Un film d'aventures comme on en voit plus beaucoup de nos jours. Histoire très intéressante, qui raconte la funeste expédition du baleinier Essex dans les années 1820. Il illustre le mode de vie des chasseurs de baleines de l'époque, et offre des passages à couper le souffle.
J'aime bien Ron Howard, mais là, qu'est ce que tu nous as fait Ronny?? Tu as oublié d'enlever les fonds verts? Tout est vert dans ce film, les gars, la mer, le ciel, tout. Images moches, des trucages imondes tellement on voit les effets de fond vert justement, on ne croit pas une seconde être sur un océan (le comble pour ce genre de film). Et pour finir, à notre époque, faire un film sur des massacreurs de baleine, on a aucune compassion et on a plutôt envie de dire bienfait pour eux ;)

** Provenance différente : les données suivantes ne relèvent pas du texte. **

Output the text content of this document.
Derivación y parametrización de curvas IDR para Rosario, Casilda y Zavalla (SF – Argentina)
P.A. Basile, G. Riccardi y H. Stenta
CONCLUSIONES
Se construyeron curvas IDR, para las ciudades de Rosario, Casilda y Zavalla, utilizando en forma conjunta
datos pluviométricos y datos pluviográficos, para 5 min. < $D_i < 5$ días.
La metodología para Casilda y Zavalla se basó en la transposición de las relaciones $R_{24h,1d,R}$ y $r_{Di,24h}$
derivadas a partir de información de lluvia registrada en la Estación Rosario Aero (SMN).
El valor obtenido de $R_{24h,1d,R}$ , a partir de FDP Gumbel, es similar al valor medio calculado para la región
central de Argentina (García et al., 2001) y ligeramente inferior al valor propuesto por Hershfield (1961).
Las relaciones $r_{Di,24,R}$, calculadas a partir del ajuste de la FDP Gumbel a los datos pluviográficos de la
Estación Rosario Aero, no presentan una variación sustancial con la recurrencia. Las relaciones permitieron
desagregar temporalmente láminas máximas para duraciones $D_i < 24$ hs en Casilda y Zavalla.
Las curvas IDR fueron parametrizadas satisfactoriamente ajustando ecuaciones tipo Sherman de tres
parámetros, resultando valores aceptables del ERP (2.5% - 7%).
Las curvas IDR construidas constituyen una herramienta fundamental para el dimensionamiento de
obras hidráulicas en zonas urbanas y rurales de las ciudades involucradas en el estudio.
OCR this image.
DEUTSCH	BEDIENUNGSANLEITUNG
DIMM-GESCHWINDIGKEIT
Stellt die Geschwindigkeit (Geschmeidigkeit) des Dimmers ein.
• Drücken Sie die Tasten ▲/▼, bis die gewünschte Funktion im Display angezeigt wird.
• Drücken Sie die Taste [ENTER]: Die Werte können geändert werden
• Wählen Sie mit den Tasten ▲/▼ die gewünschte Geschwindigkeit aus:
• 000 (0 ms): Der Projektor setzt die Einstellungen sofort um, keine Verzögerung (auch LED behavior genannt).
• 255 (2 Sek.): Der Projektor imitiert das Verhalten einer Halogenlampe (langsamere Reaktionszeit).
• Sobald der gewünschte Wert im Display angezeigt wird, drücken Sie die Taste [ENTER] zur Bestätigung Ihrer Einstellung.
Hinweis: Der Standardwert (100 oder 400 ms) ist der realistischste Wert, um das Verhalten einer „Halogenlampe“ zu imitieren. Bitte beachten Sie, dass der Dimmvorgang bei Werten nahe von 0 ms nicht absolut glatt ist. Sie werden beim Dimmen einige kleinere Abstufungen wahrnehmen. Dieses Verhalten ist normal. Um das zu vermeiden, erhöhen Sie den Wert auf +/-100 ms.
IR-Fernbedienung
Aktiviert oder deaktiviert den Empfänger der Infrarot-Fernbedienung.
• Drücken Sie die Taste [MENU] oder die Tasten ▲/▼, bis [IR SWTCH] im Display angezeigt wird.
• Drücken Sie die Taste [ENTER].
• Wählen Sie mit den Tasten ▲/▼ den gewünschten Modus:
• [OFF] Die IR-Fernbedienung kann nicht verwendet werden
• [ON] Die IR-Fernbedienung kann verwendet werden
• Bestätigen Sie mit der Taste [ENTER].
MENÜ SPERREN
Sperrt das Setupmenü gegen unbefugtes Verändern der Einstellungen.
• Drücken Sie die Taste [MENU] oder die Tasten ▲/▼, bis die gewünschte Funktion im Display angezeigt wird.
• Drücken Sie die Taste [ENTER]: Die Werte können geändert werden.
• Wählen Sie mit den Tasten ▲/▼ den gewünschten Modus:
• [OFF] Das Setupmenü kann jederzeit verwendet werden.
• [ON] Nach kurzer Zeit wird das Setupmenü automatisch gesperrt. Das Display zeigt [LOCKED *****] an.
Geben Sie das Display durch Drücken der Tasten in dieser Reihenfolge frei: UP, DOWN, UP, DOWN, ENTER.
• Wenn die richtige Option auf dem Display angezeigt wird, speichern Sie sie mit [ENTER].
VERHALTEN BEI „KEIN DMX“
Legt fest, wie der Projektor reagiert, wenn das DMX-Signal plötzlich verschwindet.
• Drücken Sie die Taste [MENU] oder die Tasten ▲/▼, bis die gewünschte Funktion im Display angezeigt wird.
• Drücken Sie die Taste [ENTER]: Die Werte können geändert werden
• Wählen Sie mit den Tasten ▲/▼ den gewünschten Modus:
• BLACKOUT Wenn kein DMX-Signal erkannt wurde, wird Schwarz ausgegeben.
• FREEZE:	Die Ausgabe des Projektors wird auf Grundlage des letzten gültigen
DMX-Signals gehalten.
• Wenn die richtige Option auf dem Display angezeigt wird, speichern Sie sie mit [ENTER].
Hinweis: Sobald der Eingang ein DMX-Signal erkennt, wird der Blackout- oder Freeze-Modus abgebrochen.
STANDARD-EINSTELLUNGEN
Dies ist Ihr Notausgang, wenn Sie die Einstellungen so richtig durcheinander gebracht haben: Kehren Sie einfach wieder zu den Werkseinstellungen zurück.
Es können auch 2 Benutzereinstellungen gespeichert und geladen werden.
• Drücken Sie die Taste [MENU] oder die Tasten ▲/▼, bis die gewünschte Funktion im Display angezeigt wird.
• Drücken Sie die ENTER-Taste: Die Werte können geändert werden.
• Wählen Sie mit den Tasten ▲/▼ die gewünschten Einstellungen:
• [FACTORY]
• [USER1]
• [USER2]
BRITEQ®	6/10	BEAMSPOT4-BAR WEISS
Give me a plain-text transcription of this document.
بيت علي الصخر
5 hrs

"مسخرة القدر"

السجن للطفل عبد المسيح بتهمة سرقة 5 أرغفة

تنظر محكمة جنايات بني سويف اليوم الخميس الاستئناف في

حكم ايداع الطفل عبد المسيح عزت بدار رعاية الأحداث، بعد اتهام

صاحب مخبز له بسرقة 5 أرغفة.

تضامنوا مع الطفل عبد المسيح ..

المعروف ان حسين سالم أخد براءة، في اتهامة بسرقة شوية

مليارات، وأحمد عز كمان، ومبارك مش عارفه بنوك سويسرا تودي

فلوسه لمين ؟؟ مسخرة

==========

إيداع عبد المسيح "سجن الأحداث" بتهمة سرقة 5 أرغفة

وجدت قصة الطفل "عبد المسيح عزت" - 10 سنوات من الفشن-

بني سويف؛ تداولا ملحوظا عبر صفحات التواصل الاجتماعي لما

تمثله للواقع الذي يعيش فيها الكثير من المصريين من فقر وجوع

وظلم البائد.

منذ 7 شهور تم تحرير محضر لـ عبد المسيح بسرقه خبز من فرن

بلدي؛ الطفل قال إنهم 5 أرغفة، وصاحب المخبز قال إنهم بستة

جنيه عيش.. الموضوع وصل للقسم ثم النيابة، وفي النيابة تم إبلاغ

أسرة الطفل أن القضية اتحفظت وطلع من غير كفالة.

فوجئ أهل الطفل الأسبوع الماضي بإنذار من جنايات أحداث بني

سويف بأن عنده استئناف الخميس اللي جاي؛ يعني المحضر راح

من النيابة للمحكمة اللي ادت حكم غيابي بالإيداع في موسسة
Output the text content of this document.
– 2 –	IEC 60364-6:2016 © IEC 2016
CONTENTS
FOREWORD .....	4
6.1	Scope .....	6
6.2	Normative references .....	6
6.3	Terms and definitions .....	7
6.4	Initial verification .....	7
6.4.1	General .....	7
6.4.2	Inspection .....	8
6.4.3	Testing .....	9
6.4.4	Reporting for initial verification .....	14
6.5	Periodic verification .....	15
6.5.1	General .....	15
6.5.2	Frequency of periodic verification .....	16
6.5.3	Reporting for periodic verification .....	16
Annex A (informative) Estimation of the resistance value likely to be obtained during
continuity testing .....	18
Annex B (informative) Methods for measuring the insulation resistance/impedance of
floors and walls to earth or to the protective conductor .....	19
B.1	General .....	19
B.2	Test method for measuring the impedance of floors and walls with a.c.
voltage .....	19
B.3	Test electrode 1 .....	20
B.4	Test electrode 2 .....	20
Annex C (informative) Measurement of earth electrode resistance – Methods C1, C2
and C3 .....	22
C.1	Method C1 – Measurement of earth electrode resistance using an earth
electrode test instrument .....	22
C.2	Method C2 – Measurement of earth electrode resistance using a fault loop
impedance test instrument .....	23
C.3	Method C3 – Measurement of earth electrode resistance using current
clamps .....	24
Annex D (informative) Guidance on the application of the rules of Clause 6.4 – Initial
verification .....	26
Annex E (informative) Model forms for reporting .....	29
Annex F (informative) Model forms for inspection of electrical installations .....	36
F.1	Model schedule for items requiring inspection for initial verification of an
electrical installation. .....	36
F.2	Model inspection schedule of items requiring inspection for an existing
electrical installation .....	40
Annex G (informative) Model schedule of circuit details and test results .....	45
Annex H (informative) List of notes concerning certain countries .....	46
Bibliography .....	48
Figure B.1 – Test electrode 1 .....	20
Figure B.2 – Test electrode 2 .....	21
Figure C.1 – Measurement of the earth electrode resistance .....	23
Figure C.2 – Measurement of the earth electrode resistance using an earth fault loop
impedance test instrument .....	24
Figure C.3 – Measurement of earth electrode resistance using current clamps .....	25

Il y a de belles images mais côté scénario, c'est pas toujours la joie ! La première attaque du cachalot, on peut se dire que ça passe. La seconde est faite pour les aisances scénaristiques, surtout avec les nombreux bonds hors de l'eau qu'il fait. La chasse est assez bien faite et la récupération de l'huile aussi, surtout l'aspect nauséabond. Le final nous fait grâce de tomber dans les facilités scénaristiques et nous savons ce que deviennent la plupart des personnages. Un bon récit même si on s'attend à mieux.
Apres une première partie illisible, esthétiquement à vomir, #RonHoward se rattrape dans la seconde, lorsqu'il calme sa caméra, qu'il n'a plus d'action à filmer, choisissant de proposer une fin de récit calme, qui s'eloigne du roman.
Ron Howard propose un film d'aventures et de divertissement plutôt honorable : souci du détail dans la reconstitution historique, alternance entre le récit même, les scènes spectaculaires (guère appuyées par la 3D) et l'après naufrage... l'ensemble est tout de même inégal sur la durée (2h02...) et manque d'une réelle consistance pour émouvoir et impressionner!
Excellent moment que celui de la projection de ce film. Belles images de mer, beaux effets spéciaux et pour une fois la 3D m'a semblé servir à quelque chose. Chris Hensworth est super bon et on est bien loin de Thor quand on voit ce marin aguerri en prise avec les éléments.